Confessions of a rosary convert

July 1, 2021 | Life Lines

Rosary-challenged. That’s how I’ve described myself for most of my life. Don’t get me wrong. I have more sets of rosary beads than I can count, tucked away in my nightstand and desk drawers, in multiple purses and hanging on my bedpost. When I’m in a panic, the Rosary spills from my lips without warning. I once embarrassed my daughters by reciting the Rosary at full volume on a crowded plane to Rome when we hit a scary patch of turbulence. I reserve the right, as a Catholic girl named Mary, to call on the Rosary at will, even if the prayer is not in my regular repertoire.

No matter how much I wanted to love the Rosary, I struggled with it. To me, silent contemplation felt like home, where the Rosary felt more like an emergency stop on a dark highway.

A few weeks ago, however, in the middle of the night when I could not sleep, I blindly felt around my nightstand drawer for the strand of purple beads I knew was hiding in the corner. I pulled it close and began to pray. I fell asleep somewhere during the first decade and woke up to find the rosary beads tangled in the bedsheets. The next night, I pulled out the beads again and started praying, knowing I’d likely fall asleep before I could finish five decades or maybe even one. And so it continued, night after night.

I no longer find it strange to search for my beads before bed each night and slip them under my pillow. I have to admit that while I find my conversion somewhat fascinating at this later stage in life, I don’t find it completely surprising. Whenever I talk about the many prayer options in our Catholic tradition, I urge people to remain open to methods that don’t seem to suit them. The Liturgy of the Hours that was so out of sync with life as the parent of small children may provide the perfect rhythm for a life in retirement. The silence that seems deafening in one phase of life can feel like a soothing balm at another.

At night, as I move the beads through my fingers and silently say the words to prayers that are as familiar as my own name, I wonder what caused this shift. Certainly, it did not come from me, and so I welcome it as a gift of the Spirit, an unexpected grace. I don’t know if it will last forever, but for as long as it is here, I will embrace it, open to whatever grows out of this new love for an ancient tradition.

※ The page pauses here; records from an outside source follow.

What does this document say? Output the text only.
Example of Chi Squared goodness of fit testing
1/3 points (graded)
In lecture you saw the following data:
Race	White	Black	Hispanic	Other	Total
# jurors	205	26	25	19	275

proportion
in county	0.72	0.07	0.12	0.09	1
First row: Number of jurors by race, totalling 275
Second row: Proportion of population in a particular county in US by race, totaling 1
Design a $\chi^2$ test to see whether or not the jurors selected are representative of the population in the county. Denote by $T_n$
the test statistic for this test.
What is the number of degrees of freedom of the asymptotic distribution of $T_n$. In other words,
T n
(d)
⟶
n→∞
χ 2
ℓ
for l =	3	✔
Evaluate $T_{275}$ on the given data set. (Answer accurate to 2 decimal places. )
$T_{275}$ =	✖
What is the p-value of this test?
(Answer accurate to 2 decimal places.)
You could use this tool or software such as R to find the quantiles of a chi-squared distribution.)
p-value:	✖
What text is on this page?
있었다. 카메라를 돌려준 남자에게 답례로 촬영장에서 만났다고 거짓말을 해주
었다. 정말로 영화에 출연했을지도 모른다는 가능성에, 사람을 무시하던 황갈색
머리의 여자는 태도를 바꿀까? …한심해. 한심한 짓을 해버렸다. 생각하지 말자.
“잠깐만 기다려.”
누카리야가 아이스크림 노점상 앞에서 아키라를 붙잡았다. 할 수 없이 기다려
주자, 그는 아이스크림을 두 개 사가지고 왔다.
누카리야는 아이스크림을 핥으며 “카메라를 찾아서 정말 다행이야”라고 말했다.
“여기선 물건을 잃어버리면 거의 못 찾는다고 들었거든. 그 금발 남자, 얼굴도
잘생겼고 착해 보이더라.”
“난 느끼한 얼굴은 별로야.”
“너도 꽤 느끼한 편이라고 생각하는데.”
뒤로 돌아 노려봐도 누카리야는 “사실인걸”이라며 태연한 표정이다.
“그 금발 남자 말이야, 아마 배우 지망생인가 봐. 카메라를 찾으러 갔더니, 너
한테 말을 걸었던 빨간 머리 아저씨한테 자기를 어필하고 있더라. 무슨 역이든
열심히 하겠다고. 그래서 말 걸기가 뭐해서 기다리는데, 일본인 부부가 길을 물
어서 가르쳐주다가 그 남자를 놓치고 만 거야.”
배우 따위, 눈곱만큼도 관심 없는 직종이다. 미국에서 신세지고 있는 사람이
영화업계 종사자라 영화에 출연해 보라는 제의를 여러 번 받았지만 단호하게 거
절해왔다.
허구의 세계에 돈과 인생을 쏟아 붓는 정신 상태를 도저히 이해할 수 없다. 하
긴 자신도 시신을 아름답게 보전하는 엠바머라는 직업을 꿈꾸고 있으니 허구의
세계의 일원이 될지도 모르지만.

Since taking up the Rosary daily, I am much more aware of just how many rosary beads are constantly visible in my home and office—hanging from the statue of the Blessed Mother on my dresser, strung from the Mexican mirror in my kitchen, sitting on the shelf of my office bookcase. I’ve got a glow-in-the-dark single decade in a purse pocket and rose-scented beads blessed by the pope, a brown knotted strand purchased and blessed in Assisi when I led a pilgrimage in 2014, clear crystal beads given to me by my fifth-grade religion class, and wooden beads my husband laid on the open tomb of St. Catherine of Siena on her feast day and our wedding anniversary when he was in Rome.

And while my many beads are beautiful, each in their own way, it is the prayers themselves that hold the real beauty and power. Even if I had no beads at all and had to count on my fingers, the Our Fathers and Hail Marys would sparkle like diamonds in the darkness and light my way.